BathtimeFunkster · 04/03/2015 18:38

Just make other plans for the 20th and don't bother celebrating with him.

If he's going to ditch you every time he gets a better offer, you might want to start considering what better offers are out there for you.

crazykat · 04/03/2015 18:47

I'd go ballistic if dh did this. For a one off event with mates like a big birthday, stag do then I'd still not be happy but could understand dh wanting to rearrange our night out, possibly. To want to cancel on you, again, for his mates isn't on and I'd be having a serious think about our relationship. It shows a basic lack of respect for both you and your relationship.

I'm not one for making ultimatums but I'd be asking him who's more important you or his mates.

In a way it's a no-win situation for you as if he goes out with mates you don't get your planned night out, if he goes out with you he'll likely be in a mood the whole night and may ruin the celebration.

Fairenuff · 04/03/2015 18:48

I do think you need a quiet, serious talk. He is thinking superficially, he is not thinking about the implied message - that he would rather spend time with his friends than with you. You need to find a way to show him how shockingly hurtful this is.

Once he can see that, I think he will feel differently and be keen to make it clear to you that he does value you more highly than his friends.

If he doesn't I would wonder how long this relationship can limp on.

Don't change your plans, just tell him, no, you are not prepared to rearrange and maybe you could use the time together to reconnect and think about how important you are to each other.

He is taking your actual physical presence for granted and that needs to change.

2fedup · 04/03/2015 18:52

This reply has been deleted

Message withdrawn at poster's request.

bigbluestars · 04/03/2015 18:53

I wouldn't go ballistic- but I would see how all this is stacking up.

Do you really want to be the second choice when it comes to nights out?

If this is part of a pattern I would be having some serious doubts about the relationship.

It is not worth insisting- either he values your company above that of his mates or he doesnt. It's not something you can force him to change his feelings on.

I want to be with a man who would drop everything to have a night out with me.

magoria · 04/03/2015 18:56

Listen to what he is telling you.

You are not as important as his mates.

He doesn't care if he upsets you and lets you down. In fact he will go out of his way to make it your fault.

He has done it before. He wants to do it now. He will do it again.

Fairenuff · 04/03/2015 19:55

How long have you been together?

DejaVuAllOverAgain · 04/03/2015 20:02

They've been together 3 years.

OP I have to agree with pp's. You come second to his mates. Do you really want to be in a relationship with someone who doesn't prioritise his relationship with you?

ilovesooty · 04/03/2015 20:06

It's not "a bloke thing"
It's just rude. Prior arrangements come first.

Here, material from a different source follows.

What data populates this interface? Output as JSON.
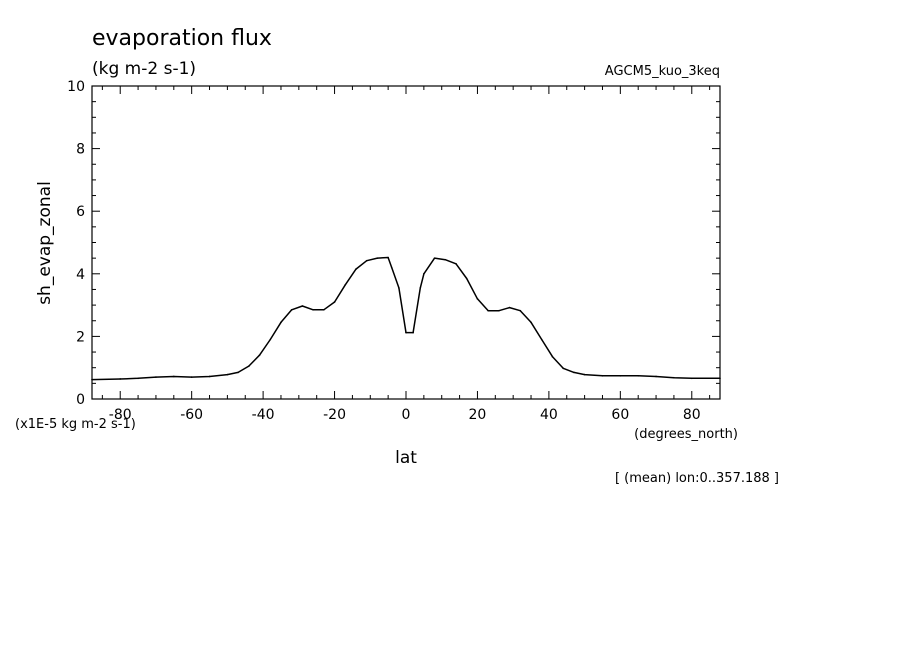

gamerchick · 04/03/2015 20:16

Well it's spoilt going out that night now hasn't it? even if you go out together you'll know he would rather be with his mates and even rush through the night with you and go out after which will make you feel like rubbish.

I would find what hes doing rather hurtful and resentment would set in.

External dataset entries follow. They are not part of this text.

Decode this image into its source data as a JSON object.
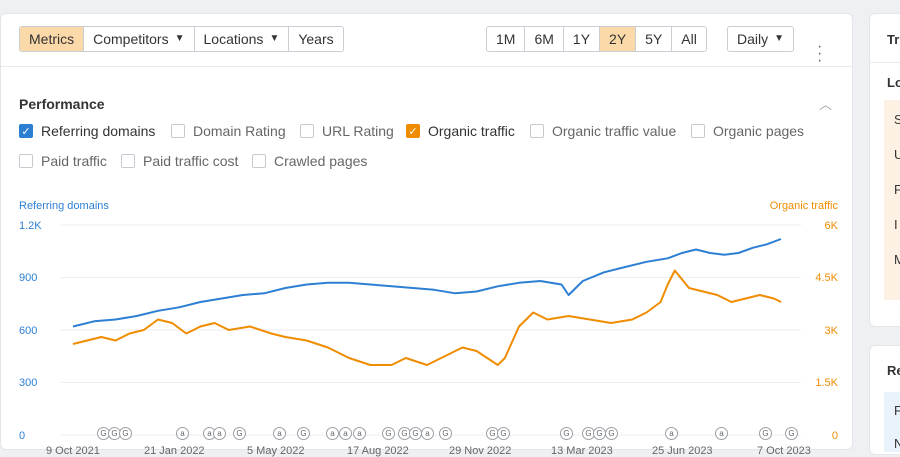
{
  "toolbar": {
    "tabs": [
      {
        "label": "Metrics",
        "active": true
      },
      {
        "label": "Competitors",
        "dropdown": true
      },
      {
        "label": "Locations",
        "dropdown": true
      },
      {
        "label": "Years"
      }
    ],
    "ranges": [
      {
        "label": "1M"
      },
      {
        "label": "6M"
      },
      {
        "label": "1Y"
      },
      {
        "label": "2Y",
        "active": true
      },
      {
        "label": "5Y"
      },
      {
        "label": "All"
      }
    ],
    "interval": "Daily"
  },
  "performance": {
    "title": "Performance",
    "checkboxes": [
      {
        "label": "Referring domains",
        "checked": true,
        "color": "#2d7fd4"
      },
      {
        "label": "Domain Rating",
        "checked": false
      },
      {
        "label": "URL Rating",
        "checked": false
      },
      {
        "label": "Organic traffic",
        "checked": true,
        "color": "#f08c00"
      },
      {
        "label": "Organic traffic value",
        "checked": false
      },
      {
        "label": "Organic pages",
        "checked": false
      },
      {
        "label": "Paid traffic",
        "checked": false
      },
      {
        "label": "Paid traffic cost",
        "checked": false
      },
      {
        "label": "Crawled pages",
        "checked": false
      }
    ]
  },
  "chart_data": {
    "type": "line",
    "left_axis": {
      "label": "Referring domains",
      "ticks": [
        "1.2K",
        "900",
        "600",
        "300",
        "0"
      ],
      "range": [
        0,
        1200
      ],
      "color": "#2d7fd4"
    },
    "right_axis": {
      "label": "Organic traffic",
      "ticks": [
        "6K",
        "4.5K",
        "3K",
        "1.5K",
        "0"
      ],
      "range": [
        0,
        6000
      ],
      "color": "#f08c00"
    },
    "x_labels": [
      "9 Oct 2021",
      "21 Jan 2022",
      "5 May 2022",
      "17 Aug 2022",
      "29 Nov 2022",
      "13 Mar 2023",
      "25 Jun 2023",
      "7 Oct 2023"
    ],
    "series": [
      {
        "name": "Referring domains",
        "axis": "left",
        "color": "#2d7fd4",
        "points": [
          [
            0,
            620
          ],
          [
            0.03,
            650
          ],
          [
            0.06,
            660
          ],
          [
            0.09,
            680
          ],
          [
            0.12,
            710
          ],
          [
            0.15,
            730
          ],
          [
            0.18,
            760
          ],
          [
            0.21,
            780
          ],
          [
            0.24,
            800
          ],
          [
            0.27,
            810
          ],
          [
            0.3,
            840
          ],
          [
            0.33,
            860
          ],
          [
            0.36,
            870
          ],
          [
            0.39,
            870
          ],
          [
            0.42,
            860
          ],
          [
            0.45,
            850
          ],
          [
            0.48,
            840
          ],
          [
            0.51,
            830
          ],
          [
            0.54,
            810
          ],
          [
            0.57,
            820
          ],
          [
            0.6,
            850
          ],
          [
            0.63,
            870
          ],
          [
            0.66,
            880
          ],
          [
            0.69,
            860
          ],
          [
            0.7,
            800
          ],
          [
            0.72,
            880
          ],
          [
            0.75,
            930
          ],
          [
            0.78,
            960
          ],
          [
            0.81,
            990
          ],
          [
            0.84,
            1010
          ],
          [
            0.86,
            1040
          ],
          [
            0.88,
            1060
          ],
          [
            0.9,
            1040
          ],
          [
            0.92,
            1030
          ],
          [
            0.94,
            1040
          ],
          [
            0.96,
            1070
          ],
          [
            0.98,
            1090
          ],
          [
            1.0,
            1120
          ]
        ]
      },
      {
        "name": "Organic traffic",
        "axis": "right",
        "color": "#f08c00",
        "points": [
          [
            0,
            2600
          ],
          [
            0.02,
            2700
          ],
          [
            0.04,
            2800
          ],
          [
            0.06,
            2700
          ],
          [
            0.08,
            2900
          ],
          [
            0.1,
            3000
          ],
          [
            0.12,
            3300
          ],
          [
            0.14,
            3200
          ],
          [
            0.16,
            2900
          ],
          [
            0.18,
            3100
          ],
          [
            0.2,
            3200
          ],
          [
            0.22,
            3000
          ],
          [
            0.25,
            3100
          ],
          [
            0.28,
            2900
          ],
          [
            0.3,
            2800
          ],
          [
            0.33,
            2700
          ],
          [
            0.36,
            2500
          ],
          [
            0.39,
            2200
          ],
          [
            0.42,
            2000
          ],
          [
            0.45,
            2000
          ],
          [
            0.47,
            2200
          ],
          [
            0.5,
            2000
          ],
          [
            0.52,
            2200
          ],
          [
            0.55,
            2500
          ],
          [
            0.57,
            2400
          ],
          [
            0.6,
            2000
          ],
          [
            0.61,
            2200
          ],
          [
            0.63,
            3100
          ],
          [
            0.65,
            3500
          ],
          [
            0.67,
            3300
          ],
          [
            0.7,
            3400
          ],
          [
            0.73,
            3300
          ],
          [
            0.76,
            3200
          ],
          [
            0.79,
            3300
          ],
          [
            0.81,
            3500
          ],
          [
            0.83,
            3800
          ],
          [
            0.84,
            4300
          ],
          [
            0.85,
            4700
          ],
          [
            0.87,
            4200
          ],
          [
            0.89,
            4100
          ],
          [
            0.91,
            4000
          ],
          [
            0.93,
            3800
          ],
          [
            0.95,
            3900
          ],
          [
            0.97,
            4000
          ],
          [
            0.99,
            3900
          ],
          [
            1.0,
            3800
          ]
        ]
      }
    ]
  },
  "annotations": [
    "G",
    "G",
    "G",
    "a",
    "a",
    "a",
    "G",
    "a",
    "G",
    "a",
    "a",
    "a",
    "G",
    "G",
    "G",
    "a",
    "G",
    "G",
    "G",
    "G",
    "G",
    "G",
    "G",
    "a",
    "a",
    "G",
    "G"
  ],
  "right_panel": {
    "top_letters": "Tr",
    "section": "Lo",
    "rows": [
      "S",
      "U",
      "F",
      "I",
      "M"
    ],
    "bottom": "Re",
    "bottom_rows": [
      "F",
      "N"
    ]
  }
}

Morelikeguidelines · 04/03/2015 20:33

Agree with fairenuff - try the quiet chat first of all.

DamnProt · 04/03/2015 20:38

I didn't see it as you being less important, but it's generally easier to rearrange with one person, than several at the same time.

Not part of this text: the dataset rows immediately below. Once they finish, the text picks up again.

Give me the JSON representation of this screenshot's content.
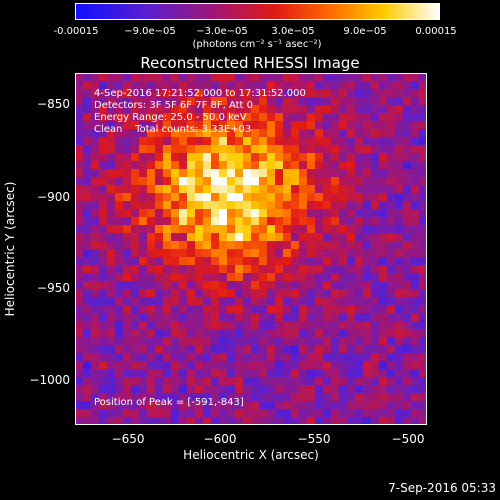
{
  "colorbar": {
    "tick_labels": [
      "-0.00015",
      "−9.0e−05",
      "−3.0e−05",
      "3.0e−05",
      "9.0e−05",
      "0.00015"
    ],
    "unit": "(photons cm⁻² s⁻¹ asec⁻²)",
    "colormap": "rainbow-like: blue, purple, red, orange, yellow, white"
  },
  "chart_data": {
    "type": "heatmap",
    "title": "Reconstructed RHESSI Image",
    "xlabel": "Heliocentric X (arcsec)",
    "ylabel": "Heliocentric Y (arcsec)",
    "xlim": [
      -675,
      -488
    ],
    "ylim": [
      -1023,
      -836
    ],
    "x_ticks": [
      -650,
      -600,
      -550,
      -500
    ],
    "y_ticks": [
      -850,
      -900,
      -950,
      -1000
    ],
    "x_tick_labels": [
      "−650",
      "−600",
      "−550",
      "−500"
    ],
    "y_tick_labels": [
      "−850",
      "−900",
      "−950",
      "−1000"
    ],
    "value_range": [
      -0.00015,
      0.00015
    ],
    "peak": {
      "x": -591,
      "y": -843
    },
    "annotations": [
      "4-Sep-2016 17:21:52.000 to 17:31:52.000",
      "Detectors: 3F 5F 6F 7F 8F, Att 0",
      "Energy Range: 25.0 - 50.0 keV",
      "Clean    Total counts: 3.33E+03"
    ],
    "peak_label": "Position of Peak = [-591,-843]"
  },
  "footer": {
    "date": "7-Sep-2016 05:33"
  }
}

That said, this particular night has relevance to you, so I would expect him to tell his friends he is already busy.
If it was just a general night out for you, and there was a clash, I wouldn't make a fuss. But I am very laid back about such things, and secure in how my OH feels about me. I wouldn't take it as a reflection on his feelings for me. But if he was generally flaky, I would.